Geht es nach der kantonalen Verwaltung und nach Kantonspolitikern, soll das Stimmrechtsgesetz entgegen der Haltung der Praktiker auf den Gemeindeverwaltungen also nicht angepasst werden, solange Urnenlokale für eidgenössische Urnengänge obligatorisch sind. Roland Fischer, im letzten Herbst zum zweiten Mal für die GLP in den Nationalrat gewählt, erachtet diese Position als richtig. «Es sollten so viele sichere Kanäle wie möglich angeboten werden.» Er strebe deshalb keine Anpassung des Bundesgesetzes über die politischen Rechte an. Der Udligenswiler könnte sich jedoch in einer späteren Phase vorstellen, die Frequentierung der Urnenlokale landesweit zu erfragen. «Das hat aber keine Priorität und wird erst dann zum Thema, wenn E-Voting möglich und sicher ist.»

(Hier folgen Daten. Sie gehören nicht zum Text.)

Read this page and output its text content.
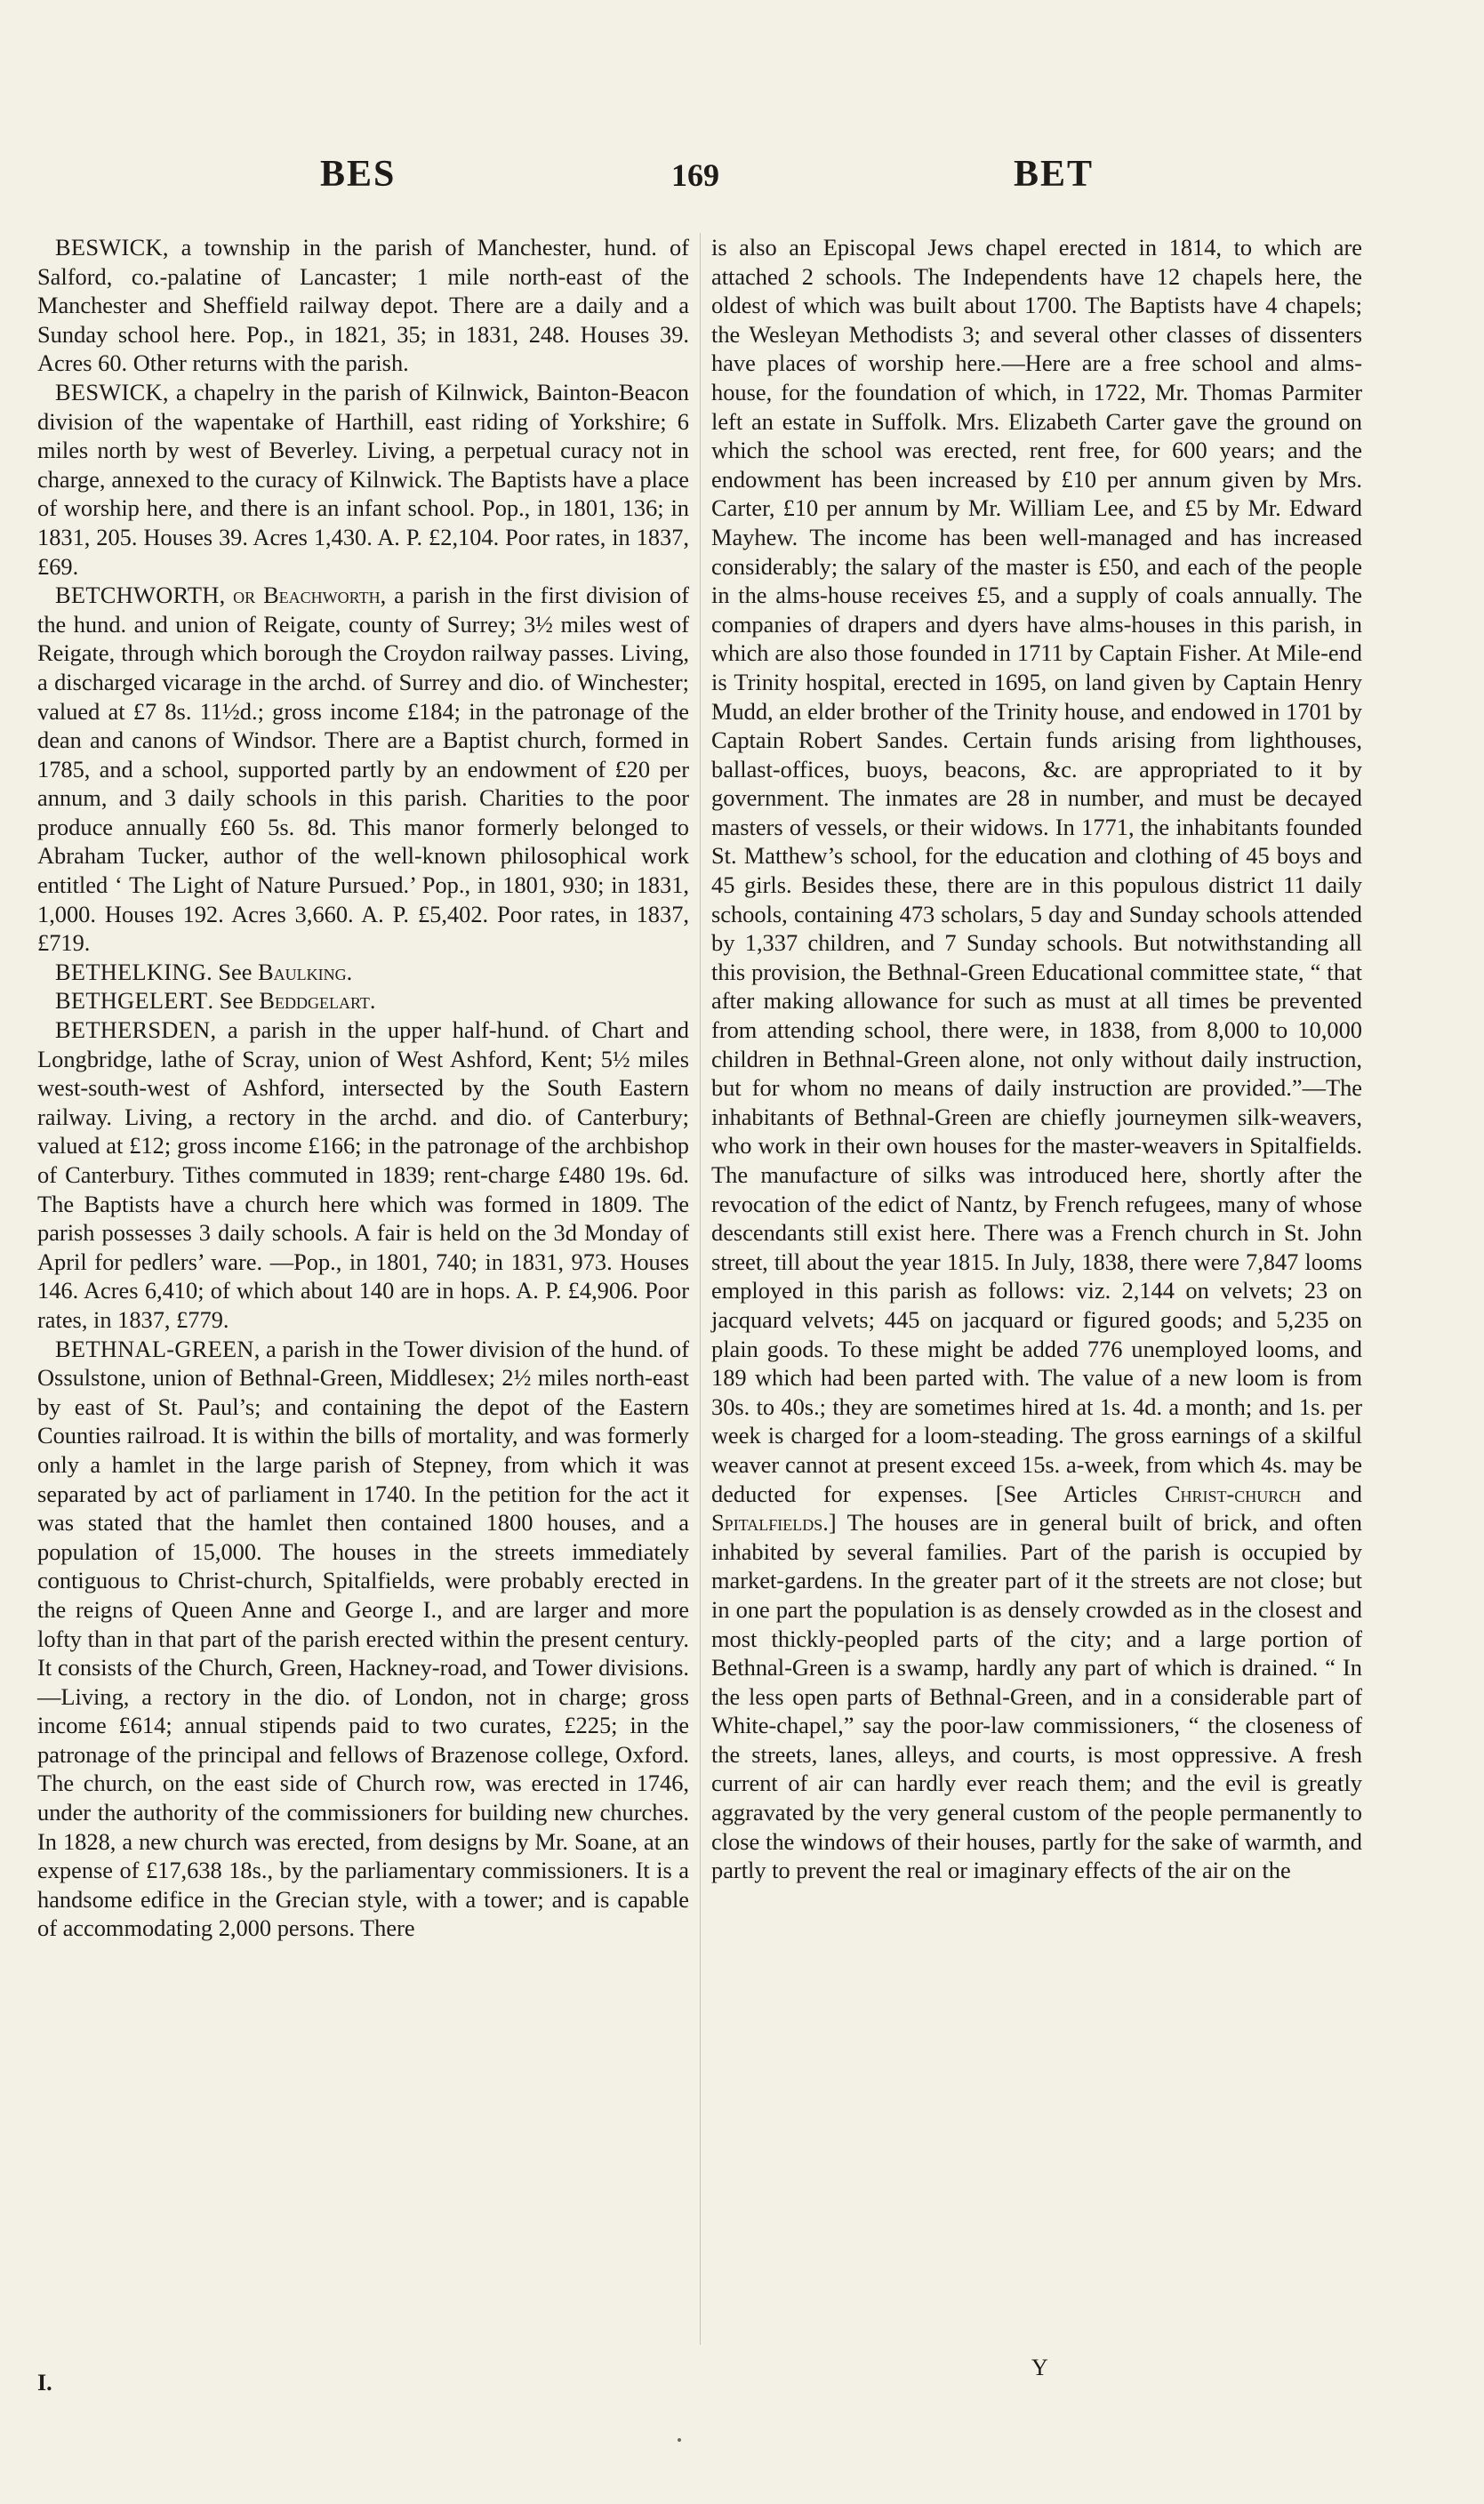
BES	169	BET

BESWICK, a township in the parish of Manchester, hund. of Salford, co.-palatine of Lancaster; 1 mile north-east of the Manchester and Sheffield railway depot. There are a daily and a Sunday school here. Pop., in 1821, 35; in 1831, 248. Houses 39. Acres 60. Other returns with the parish.

BESWICK, a chapelry in the parish of Kilnwick, Bainton-Beacon division of the wapentake of Harthill, east riding of Yorkshire; 6 miles north by west of Beverley. Living, a perpetual curacy not in charge, annexed to the curacy of Kilnwick. The Baptists have a place of worship here, and there is an infant school. Pop., in 1801, 136; in 1831, 205. Houses 39. Acres 1,430. A. P. £2,104. Poor rates, in 1837, £69.

BETCHWORTH, or Beachworth, a parish in the first division of the hund. and union of Reigate, county of Surrey; 3½ miles west of Reigate, through which borough the Croydon railway passes. Living, a discharged vicarage in the archd. of Surrey and dio. of Winchester; valued at £7 8s. 11½d.; gross income £184; in the patronage of the dean and canons of Windsor. There are a Baptist church, formed in 1785, and a school, supported partly by an endowment of £20 per annum, and 3 daily schools in this parish. Charities to the poor produce annually £60 5s. 8d. This manor formerly belonged to Abraham Tucker, author of the well-known philosophical work entitled ‘ The Light of Nature Pursued.’ Pop., in 1801, 930; in 1831, 1,000. Houses 192. Acres 3,660. A. P. £5,402. Poor rates, in 1837, £719.

BETHELKING. See Baulking.

BETHGELERT. See Beddgelart.

BETHERSDEN, a parish in the upper half-hund. of Chart and Longbridge, lathe of Scray, union of West Ashford, Kent; 5½ miles west-south-west of Ashford, intersected by the South Eastern railway. Living, a rectory in the archd. and dio. of Canterbury; valued at £12; gross income £166; in the patronage of the archbishop of Canterbury. Tithes commuted in 1839; rent-charge £480 19s. 6d. The Baptists have a church here which was formed in 1809. The parish possesses 3 daily schools. A fair is held on the 3d Monday of April for pedlers’ ware. —Pop., in 1801, 740; in 1831, 973. Houses 146. Acres 6,410; of which about 140 are in hops. A. P. £4,906. Poor rates, in 1837, £779.

BETHNAL-GREEN, a parish in the Tower division of the hund. of Ossulstone, union of Bethnal-Green, Middlesex; 2½ miles north-east by east of St. Paul’s; and containing the depot of the Eastern Counties railroad. It is within the bills of mortality, and was formerly only a hamlet in the large parish of Stepney, from which it was separated by act of parliament in 1740. In the petition for the act it was stated that the hamlet then contained 1800 houses, and a population of 15,000. The houses in the streets immediately contiguous to Christ-church, Spitalfields, were probably erected in the reigns of Queen Anne and George I., and are larger and more lofty than in that part of the parish erected within the present century. It consists of the Church, Green, Hackney-road, and Tower divisions.—Living, a rectory in the dio. of London, not in charge; gross income £614; annual stipends paid to two curates, £225; in the patronage of the principal and fellows of Brazenose college, Oxford. The church, on the east side of Church row, was erected in 1746, under the authority of the commissioners for building new churches. In 1828, a new church was erected, from designs by Mr. Soane, at an expense of £17,638 18s., by the parliamentary commissioners. It is a handsome edifice in the Grecian style, with a tower; and is capable of accommodating 2,000 persons. There

is also an Episcopal Jews chapel erected in 1814, to which are attached 2 schools. The Independents have 12 chapels here, the oldest of which was built about 1700. The Baptists have 4 chapels; the Wesleyan Methodists 3; and several other classes of dissenters have places of worship here.—Here are a free school and alms-house, for the foundation of which, in 1722, Mr. Thomas Parmiter left an estate in Suffolk. Mrs. Elizabeth Carter gave the ground on which the school was erected, rent free, for 600 years; and the endowment has been increased by £10 per annum given by Mrs. Carter, £10 per annum by Mr. William Lee, and £5 by Mr. Edward Mayhew. The income has been well-managed and has increased considerably; the salary of the master is £50, and each of the people in the alms-house receives £5, and a supply of coals annually. The companies of drapers and dyers have alms-houses in this parish, in which are also those founded in 1711 by Captain Fisher. At Mile-end is Trinity hospital, erected in 1695, on land given by Captain Henry Mudd, an elder brother of the Trinity house, and endowed in 1701 by Captain Robert Sandes. Certain funds arising from lighthouses, ballast-offices, buoys, beacons, &c. are appropriated to it by government. The inmates are 28 in number, and must be decayed masters of vessels, or their widows. In 1771, the inhabitants founded St. Matthew’s school, for the education and clothing of 45 boys and 45 girls. Besides these, there are in this populous district 11 daily schools, containing 473 scholars, 5 day and Sunday schools attended by 1,337 children, and 7 Sunday schools. But notwithstanding all this provision, the Bethnal-Green Educational committee state, “ that after making allowance for such as must at all times be prevented from attending school, there were, in 1838, from 8,000 to 10,000 children in Bethnal-Green alone, not only without daily instruction, but for whom no means of daily instruction are provided.”—The inhabitants of Bethnal-Green are chiefly journeymen silk-weavers, who work in their own houses for the master-weavers in Spitalfields. The manufacture of silks was introduced here, shortly after the revocation of the edict of Nantz, by French refugees, many of whose descendants still exist here. There was a French church in St. John street, till about the year 1815. In July, 1838, there were 7,847 looms employed in this parish as follows: viz. 2,144 on velvets; 23 on jacquard velvets; 445 on jacquard or figured goods; and 5,235 on plain goods. To these might be added 776 unemployed looms, and 189 which had been parted with. The value of a new loom is from 30s. to 40s.; they are sometimes hired at 1s. 4d. a month; and 1s. per week is charged for a loom-steading. The gross earnings of a skilful weaver cannot at present exceed 15s. a-week, from which 4s. may be deducted for expenses. [See Articles Christ-church and Spitalfields.] The houses are in general built of brick, and often inhabited by several families. Part of the parish is occupied by market-gardens. In the greater part of it the streets are not close; but in one part the population is as densely crowded as in the closest and most thickly-peopled parts of the city; and a large portion of Bethnal-Green is a swamp, hardly any part of which is drained. “ In the less open parts of Bethnal-Green, and in a considerable part of White-chapel,” say the poor-law commissioners, “ the closeness of the streets, lanes, alleys, and courts, is most oppressive. A fresh current of air can hardly ever reach them; and the evil is greatly aggravated by the very general custom of the people permanently to close the windows of their houses, partly for the sake of warmth, and partly to prevent the real or imaginary effects of the air on the

I.
Y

Begrüssenswert fände es Fischer, wenn Wahl- und Abstimmungscouverts überall vorfrankiert würden: «Das wäre ein Service für die Stimmbürger.»
Könnten Kantone oder Gemeinden auf Urnenlokale verzichten? Schliesslich heisst es im Bundesgesetz über die politischen Rechte, die Stimmabgabe an der Urne müsse möglich sein. Die Antwort lautet: Ja, die Kantone sind für kantonale oder kommunale Wahlen und Abstimmungen frei. Das Regelwerk des Bundes gilt nur für eidgenössische Urnengänge, wie Beat Furrer, Informationsbeauftragter für Politische Rechte bei der Bundeskanzlei, sagt.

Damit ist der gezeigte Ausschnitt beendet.